From January 15, no new applications will be taken by the Ministry of Social Development, though it will continue to provide assistance to move people to the private rental market, or to those who need to move town for family or work reasons.
The Government plans to build at least 1000 new state houses a year, as well as add to the emergency and transitional housing stock.
Auckland Community Housing Trust tenancy manager Charles McCulloch said the relocation grant was a "silly policy".
"It was really just breaking up communities, and ultimately it was an odd policy because Housing NZ at the same time was selling its provincial housing, so why scatter people to the four winds and sell down as well?"
Twyford added that he no longer wished to restructure Housing NZ into a public service - one of Labour's election campaign policies - because it would undermine his two main goals of building more state houses and changing the tenancy model into a more compassionate approach.
Opposition leader Bill English said Twyford was simply picking up the previous Government's policies.
"[The substantial build programme] is up and running and it would cut across it to restructure Housing NZ.
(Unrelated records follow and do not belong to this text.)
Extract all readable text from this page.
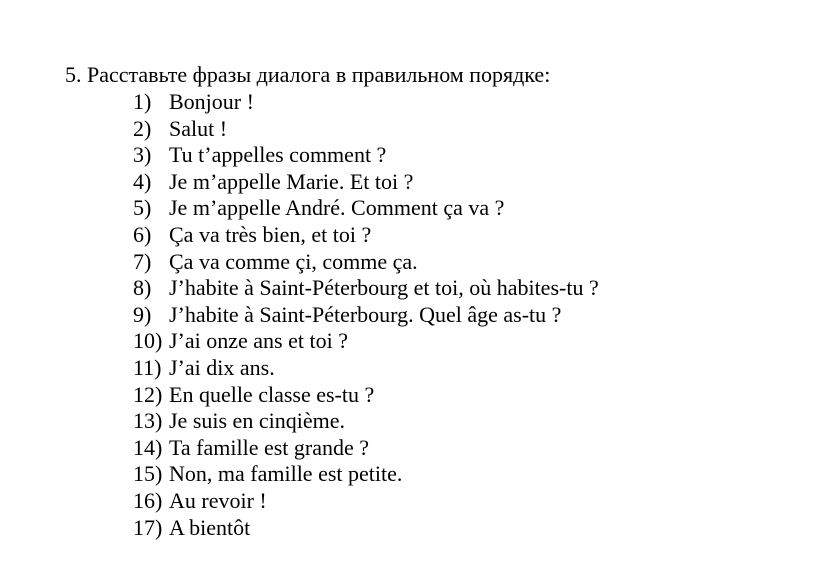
5. Расставьте фразы диалога в правильном порядке:
1) Bonjour !
2) Salut !
3) Tu t’appelles comment ?
4) Je m’appelle Marie. Et toi ?
5) Je m’appelle André. Comment ça va ?
6) Ça va très bien, et toi ?
7) Ça va comme çi, comme ça.
8) J’habite à Saint-Péterbourg et toi, où habites-tu ?
9) J’habite à Saint-Péterbourg. Quel âge as-tu ?
10) J’ai onze ans et toi ?
11) J’ai dix ans.
12) En quelle classe es-tu ?
13) Je suis en cinqième.
14) Ta famille est grande ?
15) Non, ma famille est petite.
16) Au revoir !
17) A bientôt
"And the shift in policy with tenants - other operators are showing that you can be better tenants, and the social investment analysis is showing some tenants should stay in state houses for longer because it works for them.
"They are staying on course with the state housing policy, with the exception of stopping people moving out of Auckland for reasons he couldn't explain, without bringing any other operators into the market."